Como consecuencia de la sequía que afectó al país, el retroceso del saldo exportable de cereales, fue uno de los principales causantes de la caída de las exportaciones. Por ello, en los primeros ocho meses las cantidades exportadas de cereales cayeron un 40,4% con respecto a igual período del año pasado, y se ubicaron en sólo 12,3 millones de toneladas.

Por su parte, las ventas del complejo oleaginoso fueron de u$s 10.648 millones, con descenso del 20,9% con respecto a las ventas realizadas en igual meses de 2008.

El principal destino de los granos oleaginosos fue China, que absorbió el 73% del total (78,8% durante 2008) al mantener las compras en torno de 3,1 millones de toneladas. Lo siguieron Irán y Egipto, que exhibieron participaciones menores, del 8,2% y del 4,6%, respectivamente.

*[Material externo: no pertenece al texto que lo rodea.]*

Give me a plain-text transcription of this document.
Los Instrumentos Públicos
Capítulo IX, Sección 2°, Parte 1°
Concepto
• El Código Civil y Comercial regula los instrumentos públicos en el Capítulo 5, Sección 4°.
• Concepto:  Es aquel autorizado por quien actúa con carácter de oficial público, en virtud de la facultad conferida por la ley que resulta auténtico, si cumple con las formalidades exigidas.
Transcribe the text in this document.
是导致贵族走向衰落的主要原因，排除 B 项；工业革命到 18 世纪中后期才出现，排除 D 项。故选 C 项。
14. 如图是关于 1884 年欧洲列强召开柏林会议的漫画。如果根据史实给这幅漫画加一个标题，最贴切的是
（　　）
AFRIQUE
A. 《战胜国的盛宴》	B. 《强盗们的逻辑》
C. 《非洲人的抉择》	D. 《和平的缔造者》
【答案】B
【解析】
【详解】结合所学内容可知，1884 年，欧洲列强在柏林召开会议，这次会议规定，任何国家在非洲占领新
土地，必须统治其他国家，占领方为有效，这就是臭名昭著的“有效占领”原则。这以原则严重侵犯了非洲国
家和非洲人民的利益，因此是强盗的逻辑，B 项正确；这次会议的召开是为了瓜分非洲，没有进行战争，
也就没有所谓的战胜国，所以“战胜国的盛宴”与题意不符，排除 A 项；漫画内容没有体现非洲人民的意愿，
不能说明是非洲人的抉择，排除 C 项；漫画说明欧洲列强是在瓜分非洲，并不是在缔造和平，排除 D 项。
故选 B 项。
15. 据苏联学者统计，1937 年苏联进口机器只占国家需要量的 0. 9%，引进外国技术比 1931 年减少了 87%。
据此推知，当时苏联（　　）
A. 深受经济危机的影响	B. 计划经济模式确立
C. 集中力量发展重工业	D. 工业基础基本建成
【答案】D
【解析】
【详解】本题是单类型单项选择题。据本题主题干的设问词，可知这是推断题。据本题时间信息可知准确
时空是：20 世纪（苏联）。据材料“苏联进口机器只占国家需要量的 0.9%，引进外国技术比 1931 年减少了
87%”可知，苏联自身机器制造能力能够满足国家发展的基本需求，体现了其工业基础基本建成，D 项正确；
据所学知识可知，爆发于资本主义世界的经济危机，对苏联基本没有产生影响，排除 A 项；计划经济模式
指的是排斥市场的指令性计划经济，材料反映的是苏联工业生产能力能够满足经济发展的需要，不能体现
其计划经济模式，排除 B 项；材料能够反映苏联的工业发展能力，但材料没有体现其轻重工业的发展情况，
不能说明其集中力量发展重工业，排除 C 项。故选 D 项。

La participación de las exportaciones del sector agrícola en el total de las ventas al exterior llegó al 37% en los primeros ocho meses de 2009, por debajo del 39,6% de igual período de 2008.

Por su parte, su participación en las materias primas y las Manufacturas de Origen Agropecuario (MOA) alcanzó al 64% en el período analizado de 2009, por debajo del 67% de igual período de 2008, debido a la crisis internacional y al conflicto del Gobierno con el campo, pese a lo cual marcan la importancia del sector agrícola en el comercio exterior argentino, aseguró el estudio.

Luego de haber superado lo peor de la crisis internacional y los efectos de la sequía local, el futuro del sector agropecuario luce más promisorio. Se prevé que siga manteniendo un horizonte con una rentabilidad positiva tal como se vio en las campañas posteriores a la crisis de 2001, estimó IES.

Dentro del marco local, se proyecta una fuerte recuperación de la producción de granos en el ciclo 2009/10 a partir de la normalización de los rindes. La presencia del factor climático El Niño, que traerá lluvias a los cultivos durante la primavera y el verano, permitiría que los rindes se ubiquen incluso levemente por encima de la media.

«Dentro de los principales cuatro cultivos, se espera una fuerte reducción en la siembra de trigo, cebada cervecera y de maíz que sería parcialmente compensada por un aumento en la superficie cultivada con girasol y soja», informó la consultora.

Los precios internacionales, tras la recuperación observada en el primer semestre del año a partir de la normalización de los mercados financieros, se mantuvieron sin grandes cambios o con una tendencia levemente bajista. De esta forma, las cotizaciones de las materias primas agrícolas se ubicaron en torno de los precios registrados a inicios de 2007, en forma previa a la burbuja especulativa pero por encima de los valores de la década previa. La única excepción fue la soja, para la cual la reducción de la oferta de Sudamérica y una demanda mayor a la prevista de China impulsaron su cotización.